The Los Angeles Angels had a bizarre trade deadline, they had to sell, but they still clearly seem to think that they can contend for the playoffs next season. They traded free agent-to be SP Noah Syndergaard in a logical trade to the Philadelphia Phillies. That was as far as their logic ran however.
They traded CP Raisel Iglesias to the Atlanta Braves. Why? Yes he has a 4.04 ERA, but he also has a 3.17 FIP and was signed long-term, just last off-season! If they plan to compete, they need a closer, and now they’ll have to look for a new one. They might not be able to acquire someone of Raisel’s caliber, so why create a new hole on the roster?
They then traded LF Brandon Marsh, who isn’t even arbitration eligible for a catching prospect that they didn’t even need. They could’ve used Marsh in CF, when Trout will have to eventually move there. The worst move however was the one that they didn’t even make…
The Los Angeles Angels needed to trade SP/DH Shohei Ohtani. It was a must. The Iglesias and Marsh trades would’ve made sense if they traded him. Instead, those moves look bizarre for a team that’s supposedly still planning to compete for the playoffs next season.
The bizarre part is the fact that it’s clear that Shohei Ohtani will leave as a free agent after next season. It’s inevitable. His priority is winning and he won’t get it in Anaheim. He knows it and the team knows it. Will the Los Angeles Angels be contenders in 2023 with a weak farm and Major League roster?

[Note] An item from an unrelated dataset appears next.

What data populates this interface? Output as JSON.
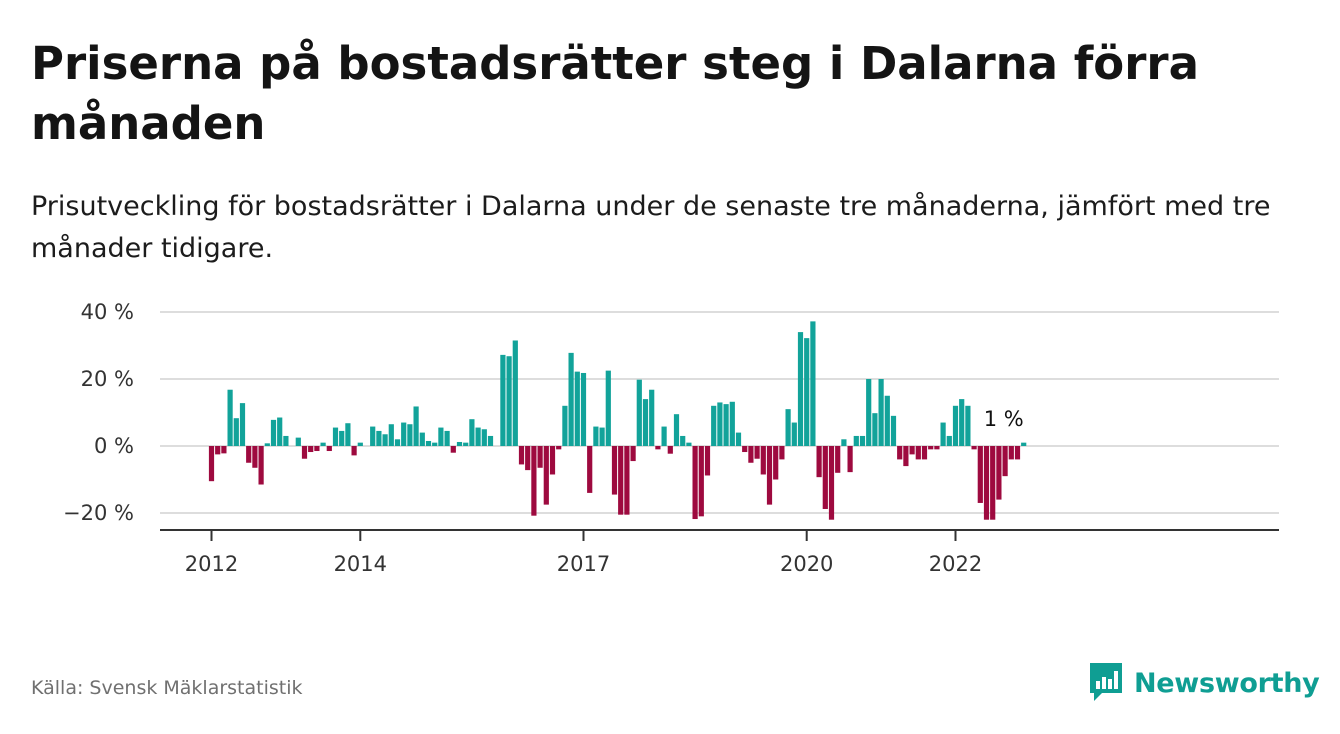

Will they acquire an ace, a mid-rotation starter, a closer, a settler-up man, a SS and a 2B this off-season? All of those should be good players by the way and not just players to fill out positions. The Los Angeles Angels won’t do all of that, so why not just rebuild the farm through a blockbuster Ohtani trade? That’s what they should’ve done, and they didn’t.